Similarly, a Solution Architect required to define an Architecture for a new line of business application would be engaged within the scope of an approved delivery project. In the event the project scope is revised to exclude important functions that have a broader strategic benefit, the Solution Architect should continue to include these functions within analysis and definition activities. Again, consideration of the functions may be at the Use Case level, or even System and Sub-system context. Either way a level of analysis that is commensurate to the strategic importance of the function should be undertaken.
Through accepting that an architecture should not be explicitly constrained by program/project scoping dimensions, practitioners can produce architectures of greater enterprise value and reduce potential for the re-occurrence of examples like the one I provided at the start of my post.
Understand the political landscape
Within any delivery program/project, the architecture practitioner is critical to successful delivery through the removal of uncertainty as it relates to Business, Information, Application and Technical dimensions. Understanding the political landscape inside and outside the program/project in which the practitioner is engaged is important to understanding how to influence governance decision-making.
Practitioners need to work as peers with Program/Project managers, regardless of the project or business hierarchy. An Architect needs to have the courage to challenge decisions that may impact the ability of the architecture to deliver to business outcomes. This will lead to a tension between the roles, however this should be viewed as natural given the distinctly different focuses of the disciplines.
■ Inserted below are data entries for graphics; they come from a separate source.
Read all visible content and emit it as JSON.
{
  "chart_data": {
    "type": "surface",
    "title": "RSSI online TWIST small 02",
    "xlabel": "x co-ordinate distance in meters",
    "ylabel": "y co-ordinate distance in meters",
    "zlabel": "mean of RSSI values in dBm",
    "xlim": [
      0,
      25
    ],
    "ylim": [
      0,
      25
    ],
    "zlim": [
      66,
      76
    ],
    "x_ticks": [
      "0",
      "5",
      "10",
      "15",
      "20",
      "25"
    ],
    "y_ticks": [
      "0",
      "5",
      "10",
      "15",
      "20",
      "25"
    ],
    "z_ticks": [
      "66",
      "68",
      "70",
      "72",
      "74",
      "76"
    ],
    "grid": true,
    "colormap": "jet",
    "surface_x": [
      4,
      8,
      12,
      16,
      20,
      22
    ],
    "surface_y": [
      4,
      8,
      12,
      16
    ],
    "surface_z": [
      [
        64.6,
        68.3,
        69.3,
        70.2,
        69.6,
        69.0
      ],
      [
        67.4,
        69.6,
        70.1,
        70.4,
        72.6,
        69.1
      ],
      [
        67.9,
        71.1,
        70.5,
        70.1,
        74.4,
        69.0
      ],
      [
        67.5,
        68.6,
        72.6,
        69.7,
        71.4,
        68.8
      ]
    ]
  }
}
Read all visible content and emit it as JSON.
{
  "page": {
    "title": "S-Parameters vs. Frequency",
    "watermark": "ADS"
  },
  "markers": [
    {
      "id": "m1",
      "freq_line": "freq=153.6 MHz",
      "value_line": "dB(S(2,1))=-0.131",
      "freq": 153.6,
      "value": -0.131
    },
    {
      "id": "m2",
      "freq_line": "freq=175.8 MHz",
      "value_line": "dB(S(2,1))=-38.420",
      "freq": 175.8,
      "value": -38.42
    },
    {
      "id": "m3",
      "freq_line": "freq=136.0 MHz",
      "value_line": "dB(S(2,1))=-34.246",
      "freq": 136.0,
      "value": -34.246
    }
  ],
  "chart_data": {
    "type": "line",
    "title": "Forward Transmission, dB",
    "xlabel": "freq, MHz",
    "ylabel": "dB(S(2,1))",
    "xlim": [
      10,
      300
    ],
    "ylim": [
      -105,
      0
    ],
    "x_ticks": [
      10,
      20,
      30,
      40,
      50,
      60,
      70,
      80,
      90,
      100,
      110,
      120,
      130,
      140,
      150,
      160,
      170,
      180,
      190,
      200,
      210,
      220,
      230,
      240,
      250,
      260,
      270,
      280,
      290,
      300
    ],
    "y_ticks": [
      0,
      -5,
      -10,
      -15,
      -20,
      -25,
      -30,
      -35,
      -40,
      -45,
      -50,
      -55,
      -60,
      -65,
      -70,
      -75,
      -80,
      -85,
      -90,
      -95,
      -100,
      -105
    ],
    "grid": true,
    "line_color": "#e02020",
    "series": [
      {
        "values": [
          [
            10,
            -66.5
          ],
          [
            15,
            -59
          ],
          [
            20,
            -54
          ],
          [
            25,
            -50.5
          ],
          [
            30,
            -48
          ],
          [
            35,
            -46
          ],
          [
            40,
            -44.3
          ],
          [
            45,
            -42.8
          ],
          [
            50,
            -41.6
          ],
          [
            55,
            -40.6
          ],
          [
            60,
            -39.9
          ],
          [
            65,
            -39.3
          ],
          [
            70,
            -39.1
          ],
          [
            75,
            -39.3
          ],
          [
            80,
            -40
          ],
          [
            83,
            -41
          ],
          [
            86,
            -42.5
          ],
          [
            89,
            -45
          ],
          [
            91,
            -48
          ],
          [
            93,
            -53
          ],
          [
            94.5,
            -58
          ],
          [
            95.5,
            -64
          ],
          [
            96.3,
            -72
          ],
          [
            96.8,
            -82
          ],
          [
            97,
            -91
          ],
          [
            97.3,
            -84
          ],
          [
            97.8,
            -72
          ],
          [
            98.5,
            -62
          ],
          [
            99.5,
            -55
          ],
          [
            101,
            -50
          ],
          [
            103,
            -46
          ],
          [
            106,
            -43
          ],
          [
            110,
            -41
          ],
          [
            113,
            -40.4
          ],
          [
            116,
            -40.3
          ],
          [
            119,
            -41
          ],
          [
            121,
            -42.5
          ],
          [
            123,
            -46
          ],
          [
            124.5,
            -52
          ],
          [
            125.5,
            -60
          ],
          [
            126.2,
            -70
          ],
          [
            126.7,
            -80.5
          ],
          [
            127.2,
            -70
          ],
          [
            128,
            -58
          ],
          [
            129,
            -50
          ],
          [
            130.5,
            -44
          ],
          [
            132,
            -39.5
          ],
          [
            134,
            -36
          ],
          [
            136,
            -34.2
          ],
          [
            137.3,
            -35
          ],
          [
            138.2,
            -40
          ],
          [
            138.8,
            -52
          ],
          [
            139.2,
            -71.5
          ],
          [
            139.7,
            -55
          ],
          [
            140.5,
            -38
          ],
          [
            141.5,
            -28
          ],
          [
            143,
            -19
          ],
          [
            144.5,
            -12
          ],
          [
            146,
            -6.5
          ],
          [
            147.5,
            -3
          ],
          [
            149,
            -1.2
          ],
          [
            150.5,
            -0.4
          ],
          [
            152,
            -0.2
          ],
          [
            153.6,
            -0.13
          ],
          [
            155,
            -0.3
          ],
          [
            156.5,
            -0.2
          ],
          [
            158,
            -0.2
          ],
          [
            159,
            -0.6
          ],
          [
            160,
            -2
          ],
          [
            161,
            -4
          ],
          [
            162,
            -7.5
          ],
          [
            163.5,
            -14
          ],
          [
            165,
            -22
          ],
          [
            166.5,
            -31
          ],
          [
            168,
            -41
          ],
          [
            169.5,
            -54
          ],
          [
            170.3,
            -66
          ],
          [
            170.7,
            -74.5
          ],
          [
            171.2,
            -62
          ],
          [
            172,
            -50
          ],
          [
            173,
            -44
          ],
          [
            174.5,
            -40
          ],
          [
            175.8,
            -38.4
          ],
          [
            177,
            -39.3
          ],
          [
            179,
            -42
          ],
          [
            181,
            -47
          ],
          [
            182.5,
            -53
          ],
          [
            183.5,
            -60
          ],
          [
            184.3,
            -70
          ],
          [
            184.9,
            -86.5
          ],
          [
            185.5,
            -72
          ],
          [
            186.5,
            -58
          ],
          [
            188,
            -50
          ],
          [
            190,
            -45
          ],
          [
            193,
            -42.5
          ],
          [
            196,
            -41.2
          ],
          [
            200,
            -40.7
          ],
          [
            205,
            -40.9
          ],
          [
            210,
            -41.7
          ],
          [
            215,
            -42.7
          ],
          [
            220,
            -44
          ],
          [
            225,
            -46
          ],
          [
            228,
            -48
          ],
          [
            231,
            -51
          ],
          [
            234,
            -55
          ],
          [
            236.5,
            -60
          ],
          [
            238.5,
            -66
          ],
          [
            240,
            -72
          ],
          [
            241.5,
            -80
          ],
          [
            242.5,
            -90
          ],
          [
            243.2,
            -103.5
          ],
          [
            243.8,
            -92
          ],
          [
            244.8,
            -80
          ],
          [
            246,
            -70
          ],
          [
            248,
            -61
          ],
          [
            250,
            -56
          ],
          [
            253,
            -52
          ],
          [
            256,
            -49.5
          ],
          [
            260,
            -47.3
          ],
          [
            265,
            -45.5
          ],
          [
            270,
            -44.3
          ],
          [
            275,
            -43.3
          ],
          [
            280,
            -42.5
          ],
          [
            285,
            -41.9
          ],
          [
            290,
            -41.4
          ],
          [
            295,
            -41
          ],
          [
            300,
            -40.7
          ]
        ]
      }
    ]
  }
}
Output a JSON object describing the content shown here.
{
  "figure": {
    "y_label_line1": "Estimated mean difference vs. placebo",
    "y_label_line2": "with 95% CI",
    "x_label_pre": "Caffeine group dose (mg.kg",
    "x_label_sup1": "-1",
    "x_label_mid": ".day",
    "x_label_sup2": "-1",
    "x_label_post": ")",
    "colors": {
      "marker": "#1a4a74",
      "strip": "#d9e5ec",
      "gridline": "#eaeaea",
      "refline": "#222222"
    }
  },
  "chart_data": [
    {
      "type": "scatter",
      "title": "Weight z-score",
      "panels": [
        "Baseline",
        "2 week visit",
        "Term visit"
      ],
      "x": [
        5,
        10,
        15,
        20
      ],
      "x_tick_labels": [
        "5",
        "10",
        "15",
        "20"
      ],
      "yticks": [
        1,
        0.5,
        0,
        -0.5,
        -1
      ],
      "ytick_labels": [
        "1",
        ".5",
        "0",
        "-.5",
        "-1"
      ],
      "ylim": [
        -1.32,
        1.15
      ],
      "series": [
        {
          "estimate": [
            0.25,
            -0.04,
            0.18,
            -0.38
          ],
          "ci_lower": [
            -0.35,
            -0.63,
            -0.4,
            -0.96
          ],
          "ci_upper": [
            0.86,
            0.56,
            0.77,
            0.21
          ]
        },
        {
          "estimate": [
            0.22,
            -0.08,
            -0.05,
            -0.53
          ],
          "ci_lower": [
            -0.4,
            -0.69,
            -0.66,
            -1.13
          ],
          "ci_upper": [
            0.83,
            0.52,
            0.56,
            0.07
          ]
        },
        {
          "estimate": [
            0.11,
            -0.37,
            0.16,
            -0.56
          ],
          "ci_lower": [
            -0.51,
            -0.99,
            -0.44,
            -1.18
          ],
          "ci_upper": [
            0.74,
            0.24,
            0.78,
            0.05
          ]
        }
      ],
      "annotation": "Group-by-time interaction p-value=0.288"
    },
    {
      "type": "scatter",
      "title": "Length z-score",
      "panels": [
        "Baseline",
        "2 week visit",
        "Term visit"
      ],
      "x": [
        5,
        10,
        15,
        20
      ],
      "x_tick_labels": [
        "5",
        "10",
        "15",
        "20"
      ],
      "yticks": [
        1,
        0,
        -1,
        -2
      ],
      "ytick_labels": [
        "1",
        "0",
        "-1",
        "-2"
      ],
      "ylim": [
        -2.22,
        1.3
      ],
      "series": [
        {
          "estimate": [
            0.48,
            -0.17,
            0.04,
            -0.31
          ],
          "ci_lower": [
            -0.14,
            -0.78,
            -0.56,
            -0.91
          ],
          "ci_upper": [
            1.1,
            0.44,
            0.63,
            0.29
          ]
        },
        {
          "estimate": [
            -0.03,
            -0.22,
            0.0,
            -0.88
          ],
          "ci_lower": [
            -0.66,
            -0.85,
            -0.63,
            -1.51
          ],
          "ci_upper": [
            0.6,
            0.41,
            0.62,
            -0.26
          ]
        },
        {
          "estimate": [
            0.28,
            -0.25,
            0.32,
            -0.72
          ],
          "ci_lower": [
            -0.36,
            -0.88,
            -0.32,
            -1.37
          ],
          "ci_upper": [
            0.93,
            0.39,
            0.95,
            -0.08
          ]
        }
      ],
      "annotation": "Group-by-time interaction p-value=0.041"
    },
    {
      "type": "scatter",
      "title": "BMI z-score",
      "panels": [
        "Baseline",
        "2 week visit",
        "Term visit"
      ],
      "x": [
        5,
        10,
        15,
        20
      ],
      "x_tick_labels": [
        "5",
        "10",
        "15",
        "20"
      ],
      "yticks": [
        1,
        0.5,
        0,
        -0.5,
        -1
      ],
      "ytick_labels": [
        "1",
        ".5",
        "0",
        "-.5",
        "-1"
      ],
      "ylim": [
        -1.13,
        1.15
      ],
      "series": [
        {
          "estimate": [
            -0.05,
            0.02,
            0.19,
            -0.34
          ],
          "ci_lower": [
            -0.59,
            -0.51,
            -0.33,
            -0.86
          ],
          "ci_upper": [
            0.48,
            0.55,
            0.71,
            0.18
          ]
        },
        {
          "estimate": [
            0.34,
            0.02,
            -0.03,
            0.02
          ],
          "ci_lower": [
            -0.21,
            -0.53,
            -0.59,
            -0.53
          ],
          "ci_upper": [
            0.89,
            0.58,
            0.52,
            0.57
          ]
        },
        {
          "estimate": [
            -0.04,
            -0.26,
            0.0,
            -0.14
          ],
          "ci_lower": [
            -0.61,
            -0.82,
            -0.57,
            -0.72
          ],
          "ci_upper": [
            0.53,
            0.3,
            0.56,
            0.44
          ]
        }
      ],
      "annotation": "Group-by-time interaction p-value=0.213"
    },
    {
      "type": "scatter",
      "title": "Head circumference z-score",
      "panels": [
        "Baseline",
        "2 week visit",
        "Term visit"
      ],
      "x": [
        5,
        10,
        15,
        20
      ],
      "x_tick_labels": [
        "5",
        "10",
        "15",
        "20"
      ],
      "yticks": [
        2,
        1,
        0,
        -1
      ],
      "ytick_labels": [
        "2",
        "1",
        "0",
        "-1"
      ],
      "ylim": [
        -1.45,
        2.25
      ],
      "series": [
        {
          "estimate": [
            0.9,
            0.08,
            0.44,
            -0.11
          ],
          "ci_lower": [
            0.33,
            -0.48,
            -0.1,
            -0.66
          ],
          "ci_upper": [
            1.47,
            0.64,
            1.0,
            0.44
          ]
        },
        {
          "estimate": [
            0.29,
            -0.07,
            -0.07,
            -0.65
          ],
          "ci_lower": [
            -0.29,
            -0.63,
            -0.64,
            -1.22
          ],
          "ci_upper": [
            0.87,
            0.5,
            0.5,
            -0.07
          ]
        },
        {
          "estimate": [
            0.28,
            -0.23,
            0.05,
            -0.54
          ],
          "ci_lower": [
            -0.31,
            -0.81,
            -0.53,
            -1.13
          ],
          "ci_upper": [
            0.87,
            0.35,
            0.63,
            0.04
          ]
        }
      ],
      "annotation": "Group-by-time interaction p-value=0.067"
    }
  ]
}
An architecture practitioner who understands such a working relationship is more empowered to challenge decisions through appropriate channels, not just operate as a subordinate to a Program/Project Manager.
Similarly, close relationships with business stakeholders will help influencing decision makers. This is not just IT stakeholders, but those who will be the consumers of the solution itself. In some instances access to stakeholders may be limited based on program/project structure, however you should take any opportunity you can to access said stakeholders and become known to them. Having close relationships with business stakeholders is critical to being able to influence governance decision-making.
Finally, with the aforementioned knowledge of enterprise architecture practice, start leveraging the Enterprise Architecture practice in the way it was intended. Establishing a close working relationship with the Enterprise Architect who is responsible for the domain in which you are working is the first step. Engage them directly, regularly and actively regarding architecture scope, risks and issues. An engaged Enterprise Architect can assist in opening doors to stakeholder groups and tackling governance decisions that may impact the enterprise architecture vision.
Architecture Practitioners of all levels and experience can support the delivery of successful business outcomes greater than the development of architecture deliverables constrained by the initiative scope. As practitioners we must do more to deliver an architecture that is aligned with an enterprise vision and should engage outside of a project construct to be adequately prepared to challenge decisions that may be an impediment to this objective.